Continue to work your way up the stairs until you finally reach the next floor.
You are completely done... well, nearly...
You really ought to install a railing to keep people from falling off.
by: Dave Markel
About The Author
Dave Markel is the author of "The All Wood Working Journal". He has helped hundreds of individuals improve their wood working skills. Visit his site at http://all-wood-working-plans.com.
"Dave, Thanks for this info. I think it would be helpful if there were drawings or pictures of what you describe. If you made the stair that you are telling us how to make, you could take pictures of each of the steps that you describe, adding useful visual information. firstname.lastname@example.org"
"What a great help it would be if you had a few illustrations."
"Your article does not say anything on how to layout the skirt board or mop board."
"if you had diagrams to go with would be even better but great job anyhow.thanks"
"Great descriptions, but without pictures they are meaningless. Also what for example are stringers, risers and treads ? "
"If you include some pictures of some of the completed stages it would certainly help the reader understand some of the steps. A picture is worth a thousand words."
"I think the example is a good one but it got me a little confusing when measuring the risers on the 2"x 12". If the first riser is 5-5/8 because of the step, then all the Risers will be 5-5/8."
"haha im an aprentise in a joinary shop straight flight staircases are quite easy but wen u go into winders and double winders tht the hard stuff if i was an average diyer i wouldnt even consider it dont waste your money get a pro to do it!"

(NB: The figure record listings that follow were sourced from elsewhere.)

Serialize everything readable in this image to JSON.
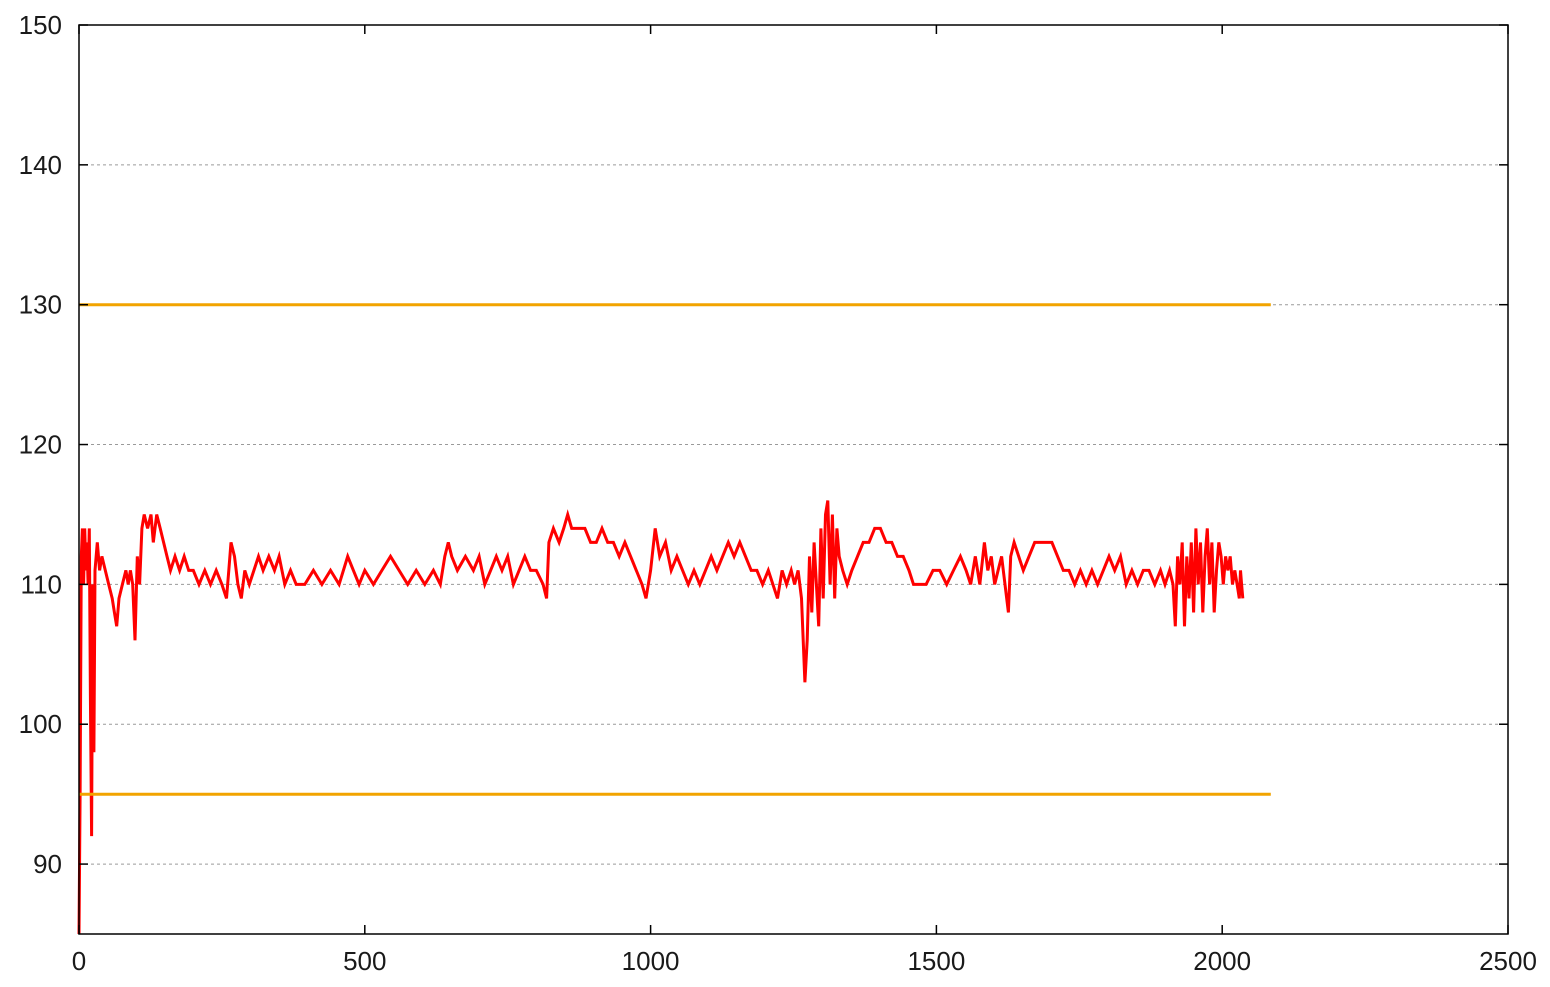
{
  "chart_data": {
    "type": "line",
    "title": "",
    "xlabel": "",
    "ylabel": "",
    "xlim": [
      0,
      2500
    ],
    "ylim": [
      85,
      150
    ],
    "x_ticks": [
      0,
      500,
      1000,
      1500,
      2000,
      2500
    ],
    "y_ticks": [
      90,
      100,
      110,
      120,
      130,
      140,
      150
    ],
    "x_tick_labels": [
      "0",
      "500",
      "1000",
      "1500",
      "2000",
      "2500"
    ],
    "y_tick_labels": [
      "90",
      "100",
      "110",
      "120",
      "130",
      "140",
      "150"
    ],
    "grid": "horizontal dashed",
    "legend": "none",
    "series": [
      {
        "color": "#ff0000",
        "style": "solid",
        "points": [
          [
            0,
            85
          ],
          [
            2,
            95
          ],
          [
            4,
            112
          ],
          [
            6,
            114
          ],
          [
            8,
            110
          ],
          [
            10,
            114
          ],
          [
            12,
            111
          ],
          [
            14,
            113
          ],
          [
            16,
            110
          ],
          [
            18,
            114
          ],
          [
            20,
            102
          ],
          [
            22,
            92
          ],
          [
            24,
            110
          ],
          [
            26,
            98
          ],
          [
            28,
            111
          ],
          [
            32,
            113
          ],
          [
            36,
            111
          ],
          [
            40,
            112
          ],
          [
            46,
            111
          ],
          [
            52,
            110
          ],
          [
            58,
            109
          ],
          [
            62,
            108
          ],
          [
            66,
            107
          ],
          [
            70,
            109
          ],
          [
            76,
            110
          ],
          [
            82,
            111
          ],
          [
            86,
            110
          ],
          [
            90,
            111
          ],
          [
            94,
            110
          ],
          [
            98,
            106
          ],
          [
            102,
            112
          ],
          [
            106,
            110
          ],
          [
            110,
            114
          ],
          [
            114,
            115
          ],
          [
            120,
            114
          ],
          [
            126,
            115
          ],
          [
            130,
            113
          ],
          [
            136,
            115
          ],
          [
            142,
            114
          ],
          [
            148,
            113
          ],
          [
            154,
            112
          ],
          [
            160,
            111
          ],
          [
            168,
            112
          ],
          [
            176,
            111
          ],
          [
            184,
            112
          ],
          [
            192,
            111
          ],
          [
            200,
            111
          ],
          [
            210,
            110
          ],
          [
            220,
            111
          ],
          [
            230,
            110
          ],
          [
            240,
            111
          ],
          [
            250,
            110
          ],
          [
            258,
            109
          ],
          [
            262,
            111
          ],
          [
            266,
            113
          ],
          [
            272,
            112
          ],
          [
            278,
            110
          ],
          [
            284,
            109
          ],
          [
            290,
            111
          ],
          [
            298,
            110
          ],
          [
            306,
            111
          ],
          [
            314,
            112
          ],
          [
            322,
            111
          ],
          [
            332,
            112
          ],
          [
            342,
            111
          ],
          [
            350,
            112
          ],
          [
            360,
            110
          ],
          [
            370,
            111
          ],
          [
            380,
            110
          ],
          [
            395,
            110
          ],
          [
            410,
            111
          ],
          [
            425,
            110
          ],
          [
            440,
            111
          ],
          [
            455,
            110
          ],
          [
            470,
            112
          ],
          [
            480,
            111
          ],
          [
            490,
            110
          ],
          [
            500,
            111
          ],
          [
            515,
            110
          ],
          [
            530,
            111
          ],
          [
            545,
            112
          ],
          [
            560,
            111
          ],
          [
            575,
            110
          ],
          [
            590,
            111
          ],
          [
            605,
            110
          ],
          [
            620,
            111
          ],
          [
            632,
            110
          ],
          [
            640,
            112
          ],
          [
            646,
            113
          ],
          [
            652,
            112
          ],
          [
            662,
            111
          ],
          [
            676,
            112
          ],
          [
            690,
            111
          ],
          [
            700,
            112
          ],
          [
            710,
            110
          ],
          [
            720,
            111
          ],
          [
            730,
            112
          ],
          [
            740,
            111
          ],
          [
            750,
            112
          ],
          [
            760,
            110
          ],
          [
            770,
            111
          ],
          [
            780,
            112
          ],
          [
            790,
            111
          ],
          [
            800,
            111
          ],
          [
            812,
            110
          ],
          [
            818,
            109
          ],
          [
            822,
            113
          ],
          [
            830,
            114
          ],
          [
            840,
            113
          ],
          [
            848,
            114
          ],
          [
            855,
            115
          ],
          [
            862,
            114
          ],
          [
            872,
            114
          ],
          [
            885,
            114
          ],
          [
            895,
            113
          ],
          [
            905,
            113
          ],
          [
            915,
            114
          ],
          [
            925,
            113
          ],
          [
            935,
            113
          ],
          [
            945,
            112
          ],
          [
            955,
            113
          ],
          [
            965,
            112
          ],
          [
            975,
            111
          ],
          [
            985,
            110
          ],
          [
            992,
            109
          ],
          [
            1000,
            111
          ],
          [
            1008,
            114
          ],
          [
            1016,
            112
          ],
          [
            1026,
            113
          ],
          [
            1036,
            111
          ],
          [
            1046,
            112
          ],
          [
            1056,
            111
          ],
          [
            1066,
            110
          ],
          [
            1076,
            111
          ],
          [
            1086,
            110
          ],
          [
            1096,
            111
          ],
          [
            1106,
            112
          ],
          [
            1116,
            111
          ],
          [
            1126,
            112
          ],
          [
            1136,
            113
          ],
          [
            1146,
            112
          ],
          [
            1156,
            113
          ],
          [
            1166,
            112
          ],
          [
            1176,
            111
          ],
          [
            1186,
            111
          ],
          [
            1196,
            110
          ],
          [
            1206,
            111
          ],
          [
            1214,
            110
          ],
          [
            1222,
            109
          ],
          [
            1230,
            111
          ],
          [
            1238,
            110
          ],
          [
            1246,
            111
          ],
          [
            1252,
            110
          ],
          [
            1258,
            111
          ],
          [
            1264,
            109
          ],
          [
            1270,
            103
          ],
          [
            1274,
            106
          ],
          [
            1278,
            112
          ],
          [
            1282,
            108
          ],
          [
            1286,
            113
          ],
          [
            1290,
            110
          ],
          [
            1294,
            107
          ],
          [
            1298,
            114
          ],
          [
            1302,
            109
          ],
          [
            1306,
            115
          ],
          [
            1310,
            116
          ],
          [
            1314,
            110
          ],
          [
            1318,
            115
          ],
          [
            1322,
            109
          ],
          [
            1326,
            114
          ],
          [
            1330,
            112
          ],
          [
            1336,
            111
          ],
          [
            1344,
            110
          ],
          [
            1352,
            111
          ],
          [
            1362,
            112
          ],
          [
            1372,
            113
          ],
          [
            1382,
            113
          ],
          [
            1392,
            114
          ],
          [
            1402,
            114
          ],
          [
            1412,
            113
          ],
          [
            1422,
            113
          ],
          [
            1432,
            112
          ],
          [
            1442,
            112
          ],
          [
            1452,
            111
          ],
          [
            1460,
            110
          ],
          [
            1470,
            110
          ],
          [
            1482,
            110
          ],
          [
            1494,
            111
          ],
          [
            1506,
            111
          ],
          [
            1518,
            110
          ],
          [
            1530,
            111
          ],
          [
            1542,
            112
          ],
          [
            1552,
            111
          ],
          [
            1560,
            110
          ],
          [
            1568,
            112
          ],
          [
            1576,
            110
          ],
          [
            1584,
            113
          ],
          [
            1590,
            111
          ],
          [
            1596,
            112
          ],
          [
            1602,
            110
          ],
          [
            1608,
            111
          ],
          [
            1614,
            112
          ],
          [
            1620,
            110
          ],
          [
            1626,
            108
          ],
          [
            1630,
            112
          ],
          [
            1636,
            113
          ],
          [
            1644,
            112
          ],
          [
            1652,
            111
          ],
          [
            1662,
            112
          ],
          [
            1672,
            113
          ],
          [
            1682,
            113
          ],
          [
            1692,
            113
          ],
          [
            1702,
            113
          ],
          [
            1712,
            112
          ],
          [
            1722,
            111
          ],
          [
            1732,
            111
          ],
          [
            1742,
            110
          ],
          [
            1752,
            111
          ],
          [
            1762,
            110
          ],
          [
            1772,
            111
          ],
          [
            1782,
            110
          ],
          [
            1792,
            111
          ],
          [
            1802,
            112
          ],
          [
            1812,
            111
          ],
          [
            1822,
            112
          ],
          [
            1832,
            110
          ],
          [
            1842,
            111
          ],
          [
            1852,
            110
          ],
          [
            1862,
            111
          ],
          [
            1872,
            111
          ],
          [
            1882,
            110
          ],
          [
            1892,
            111
          ],
          [
            1900,
            110
          ],
          [
            1908,
            111
          ],
          [
            1914,
            110
          ],
          [
            1918,
            107
          ],
          [
            1922,
            112
          ],
          [
            1926,
            110
          ],
          [
            1930,
            113
          ],
          [
            1934,
            107
          ],
          [
            1938,
            112
          ],
          [
            1942,
            109
          ],
          [
            1946,
            113
          ],
          [
            1950,
            108
          ],
          [
            1954,
            114
          ],
          [
            1958,
            110
          ],
          [
            1962,
            113
          ],
          [
            1966,
            108
          ],
          [
            1970,
            112
          ],
          [
            1974,
            114
          ],
          [
            1978,
            110
          ],
          [
            1982,
            113
          ],
          [
            1986,
            108
          ],
          [
            1990,
            111
          ],
          [
            1994,
            113
          ],
          [
            1998,
            112
          ],
          [
            2002,
            110
          ],
          [
            2006,
            112
          ],
          [
            2010,
            111
          ],
          [
            2014,
            112
          ],
          [
            2018,
            110
          ],
          [
            2022,
            111
          ],
          [
            2026,
            110
          ],
          [
            2030,
            109
          ],
          [
            2032,
            111
          ],
          [
            2034,
            110
          ],
          [
            2036,
            109
          ]
        ]
      },
      {
        "color": "#f2a400",
        "style": "solid",
        "points": [
          [
            0,
            130
          ],
          [
            2085,
            130
          ]
        ]
      },
      {
        "color": "#f2a400",
        "style": "solid",
        "points": [
          [
            0,
            95
          ],
          [
            2085,
            95
          ]
        ]
      }
    ]
  }
}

"this article is priceless... thanks"
stair builder extrodonaire
"Building stairs is not as easy as you make it sound. If your your measurements are not accurate and you have a hard time cutting a straight line you could end up wasting lots of lumber. Without pictures to guide you through the process the average DIY will end up doing just that. I suggest the DIY'er go to a website with a free stair calculator with pictures. And if you can't cut straight or measure accurately, then don't bother."
"Brilliant article. Best laugh I've had in a long time...."
"Do you usually cut wood with a hacksaw!?!? Haha, thanks for the "expert advice". "
"Do you start at the top or bottom of the stringer"
"Nice that someone takes the time to pass on knowledge, however.... As a non builder, pictures are worth a thousand words! Especially when all the words are new to me!!!!!! "
"Good article but since you are UK based you should really use metric and not imperial. "
"Very good and correct, very useful"
"plain & simple, anymore info would confuse most beginners, if you can't figure out simple stairs after this lesson, don't bother trying, you'll never get it!!!"
"stairs look great. The stringers took a few minutes for me to see it but when i did they went right together. thanks Elmira NY USA"
"in response to the builder who dissed the advice, if you know so much then why are you reading this?? Carpenter/builders you are all over rated!! We built our own extension for a 10th of the price you people quoted and probably alot quicker and less messier. Thankyou to the author who tries to help the keen DIYer out, i will follow your instructions and get back on how useful i found you."
lil bunny boiler who hates builders!!!
"Far too confusing! Numbered drawings are a must with appropraite reference to them for each stage. 9/10 for effort but 3/10 for usefulness, sorry."
"Some drawings would of been usefull"
"if only things were this easy i'm a builder and found that just a sharp pencil and masking tape with a few other bits was pretty laughable and only hope no carpenter or joiners see this and feel pretty insulted i'd like to see the results of a DIY staircase"
"very, very good.it is very, very clear and the use of grade school langage is an added bonus. thanks for your help."